The study of Van Beirendonck (2018), confirmed the lower bioavailability of OH-selenomethionine compared to L-selenomethionine in broilers. Lower bioavailability was also confirmed by other publications (Van Beirendonck et al. 2016, Rovers et al. 2016). Similar as what was found in literature for methionine (Table 1), the bioavailability of the OH-analogue seems to be 80%, compared to 100% for L-selenomethionine.

What about dustiness?

Dust is an airborne solid particle. Dust particles are a major issue in working places, since exposure to high concentrations of dust can lead to occupational diseases that impair lung function. Irritation, asthma and cancer can all be caused by exposure to dust, even at low concentrations. This highlights the need to reduce the dusting potential of industrially produced compounds such as trace minerals.
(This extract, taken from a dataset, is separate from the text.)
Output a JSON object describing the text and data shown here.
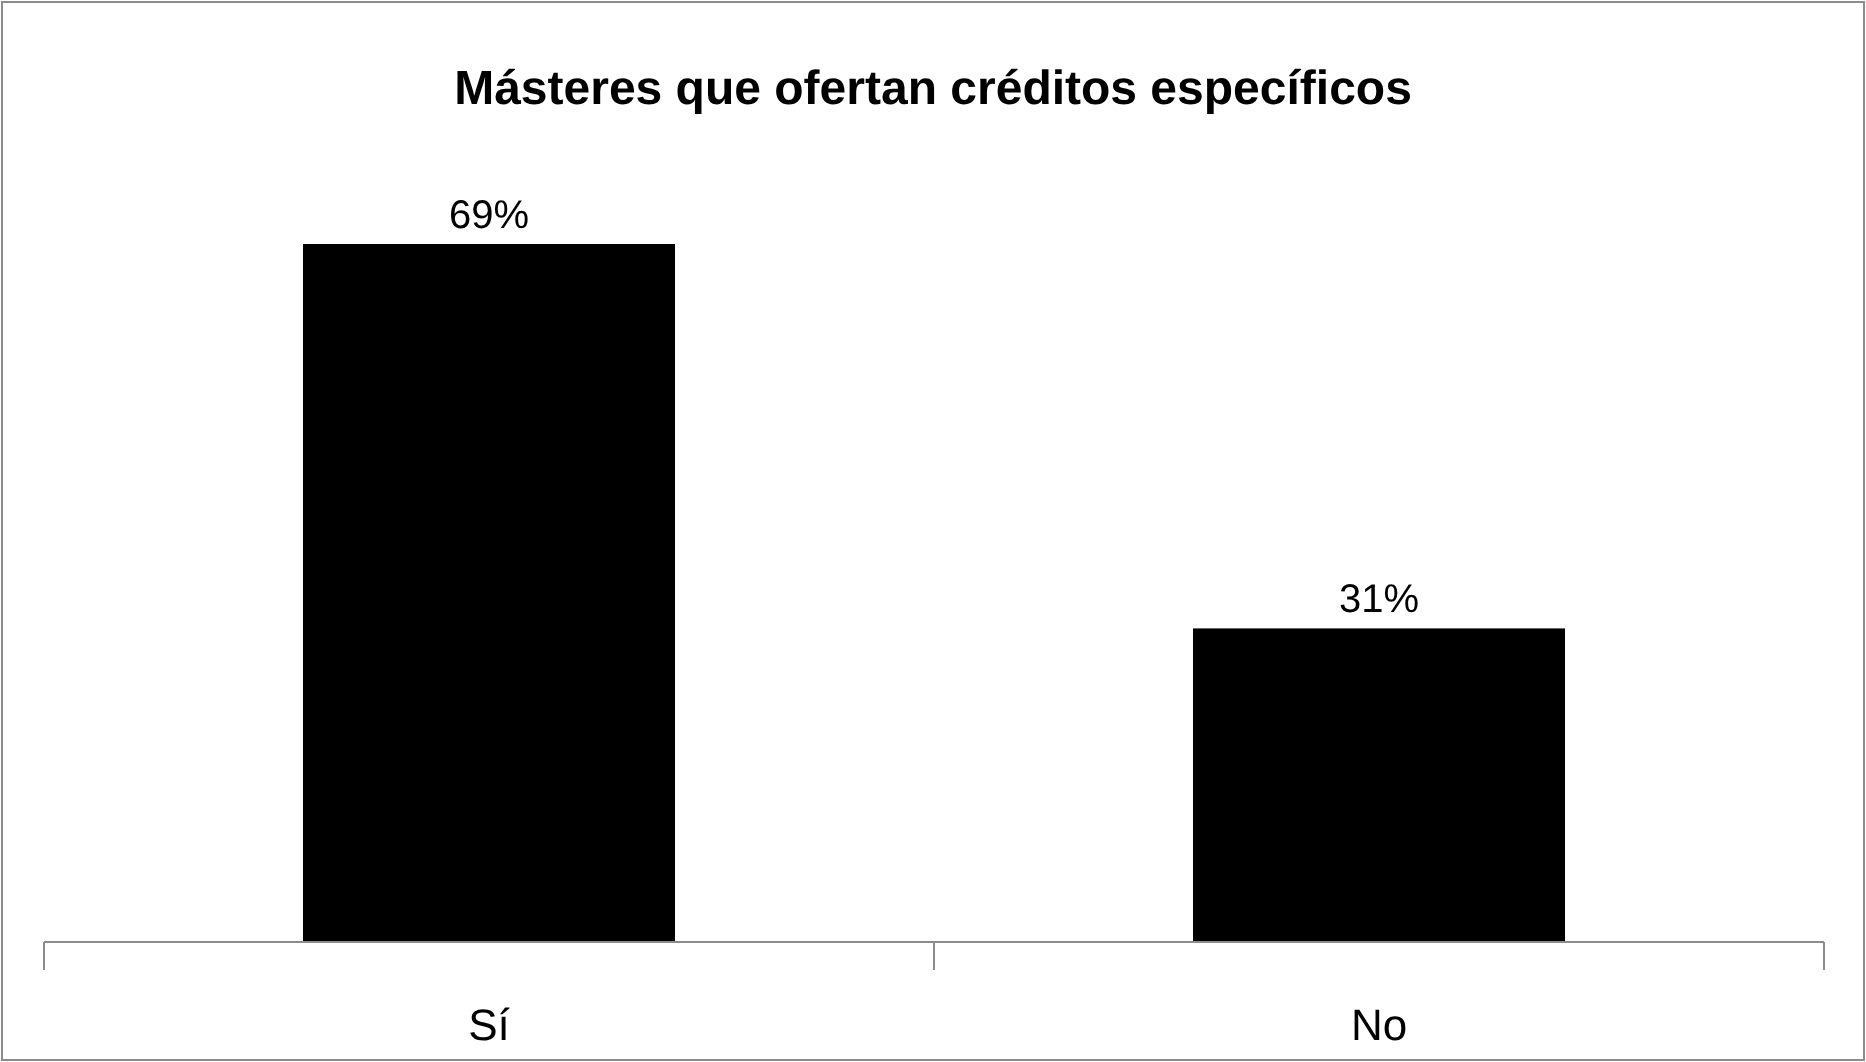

Limits are set to minimize exposure to dangerous substances in the air, in order to protect workers at premix production sites. Occupational exposure limits (OEL) indicate the maximum exposure to dust in the workplace that is still considered as safe. For new authorisations, dust potential of feed additives is taken into account by the EFSA and the EU commission.
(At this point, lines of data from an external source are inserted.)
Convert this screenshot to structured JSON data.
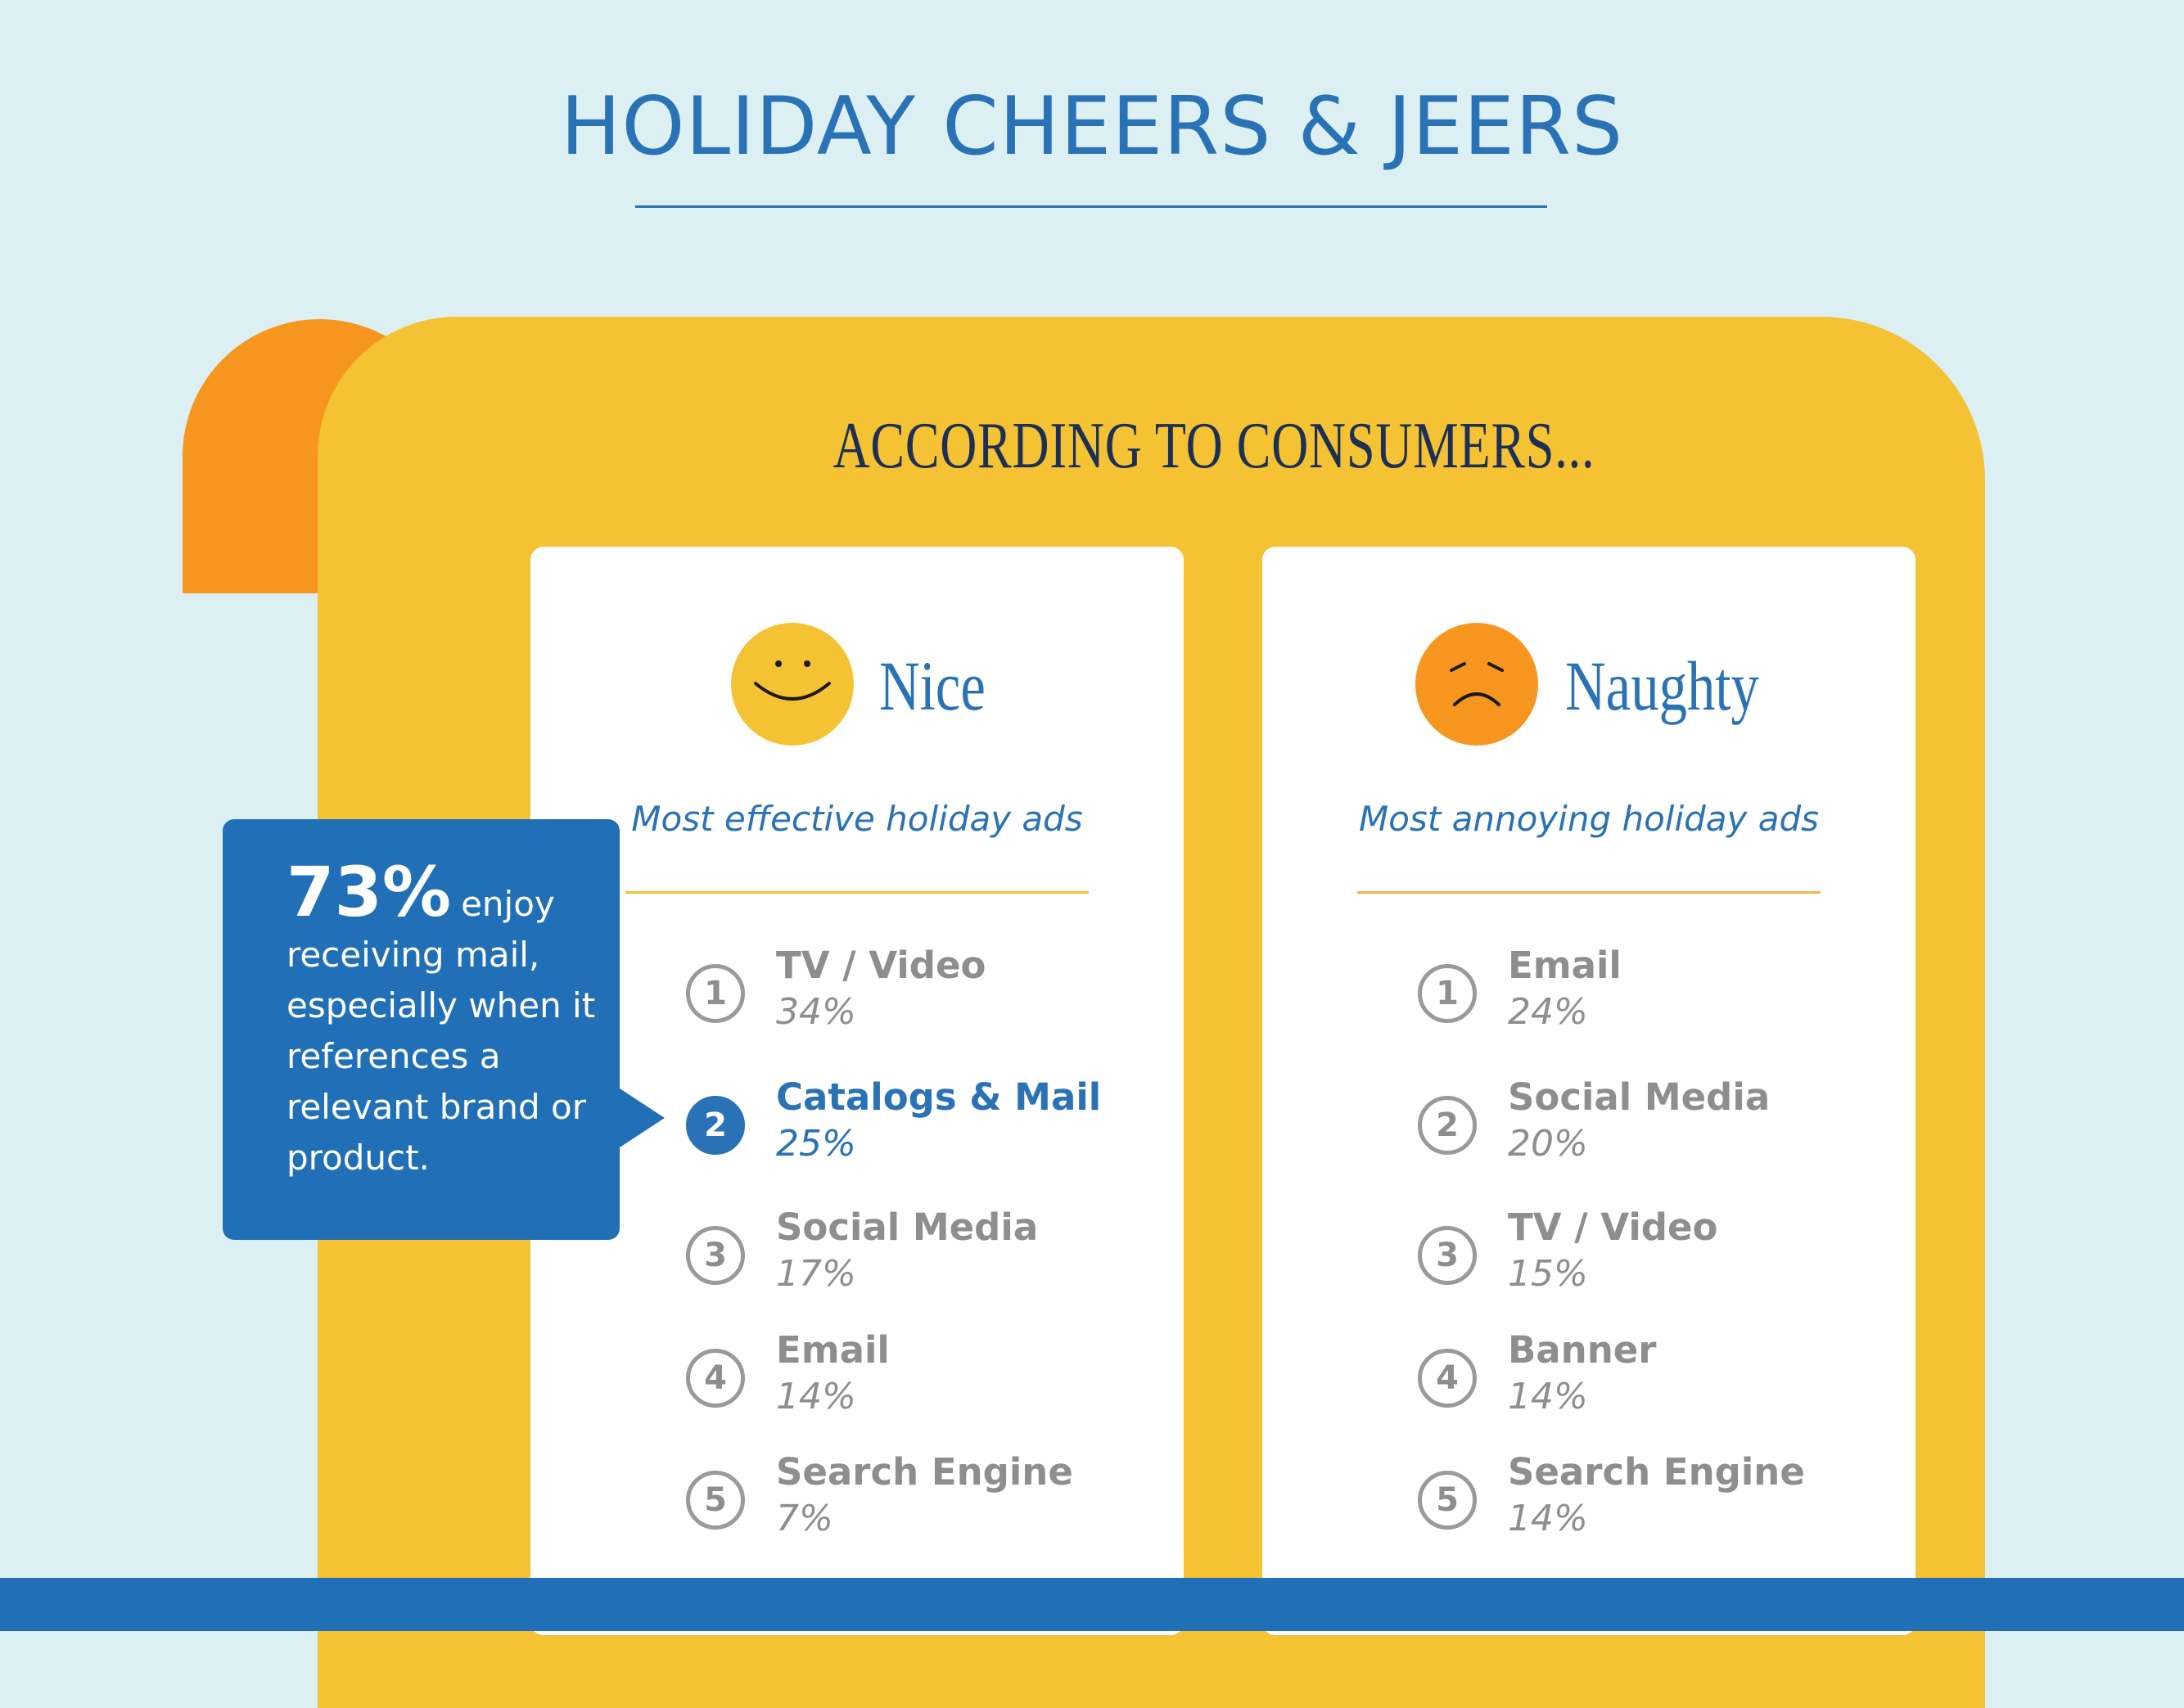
{
  "title": "HOLIDAY CHEERS & JEERS",
  "subheading": "ACCORDING TO CONSUMERS...",
  "colors": {
    "background": "#dcf0f4",
    "blue": "#2a72b6",
    "yellow": "#f4c232",
    "orange": "#f6961e",
    "gray_text": "#8e8e8e"
  },
  "nice": {
    "icon": "smiley-face-icon",
    "title": "Nice",
    "subtitle": "Most effective holiday ads",
    "items": [
      {
        "rank": "1",
        "name": "TV / Video",
        "pct": "34%"
      },
      {
        "rank": "2",
        "name": "Catalogs & Mail",
        "pct": "25%"
      },
      {
        "rank": "3",
        "name": "Social Media",
        "pct": "17%"
      },
      {
        "rank": "4",
        "name": "Email",
        "pct": "14%"
      },
      {
        "rank": "5",
        "name": "Search Engine",
        "pct": "7%"
      }
    ]
  },
  "naughty": {
    "icon": "frowning-face-icon",
    "title": "Naughty",
    "subtitle": "Most annoying holiday ads",
    "items": [
      {
        "rank": "1",
        "name": "Email",
        "pct": "24%"
      },
      {
        "rank": "2",
        "name": "Social Media",
        "pct": "20%"
      },
      {
        "rank": "3",
        "name": "TV / Video",
        "pct": "15%"
      },
      {
        "rank": "4",
        "name": "Banner",
        "pct": "14%"
      },
      {
        "rank": "5",
        "name": "Search Engine",
        "pct": "14%"
      }
    ]
  },
  "callout": {
    "stat": "73%",
    "text": "enjoy receiving mail, especially when it references a relevant brand or product."
  }
}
In general, selenium feed additives are considered to be dusty products. Selenium is known to be toxic upon inhalation (Dudley, H.C. 1938). People handling selenium products on a regular basis, such as workers in a premix factory, are at serious risk of being exposed to high levels of selenium dust which can impair health. In European Union, an OEL for selenium has been set at 0.2 mg Se/m3 of air. This value holds true for additives that have been registered after 2013. Previous, already existing EU authorisations have no limitations on dust potential.

The dust potential can be measured, by using the Stauber-Heubach dust meter. There is large variation in the dustiness of organic selenium sources. Orffa has analysed different selenium sources for their dustiness in collaboration with Delft Solids Solutions, an independent laboratory in the Netherlands (Table 2). For OH-selenomethionine, dustiness has been shown to be high, with values of 37.7 mg Se/m3 air. For the development of Excential Selenium 4000, Orffa has applied a special manufacturing procedure which ensures the product to be dust free and therefore complying with the OEL of 0.2 mg Se/m3 air. The low dusting level ensures the health of the workers that are handling the product, and also minimizes spilling, which allows optimal use of the product and therefore economic benefits.

In conclusion; the same yes or no?

In literature, several studies can be found on the efficacy of OH-selenomethionine, as well as on L-selenomethionine. Both are sources of organic selenium, however after taking a closer look, the conclusion arises that these products are not interchangeable. OH-selenomethionine has been shown to have a lower effi cacy (of around 80%) compared to L-selenomethionine. This information is based both on literature on utilization of methionine analogues, as well as on in vivo trials comparing L-selenomethionine and OH-selenomethionine. Also when considering workers’ health, the dustiness of OH-selenomethionine has been shown to be higher, even exceeding safe limits.

To conclude and answer the question whether these two sources of selenium are the same, it can be stated that they are not. L-selenomethionine has been shown to have higher effi cacy and lower dustiness compared to OH-selenomethionine!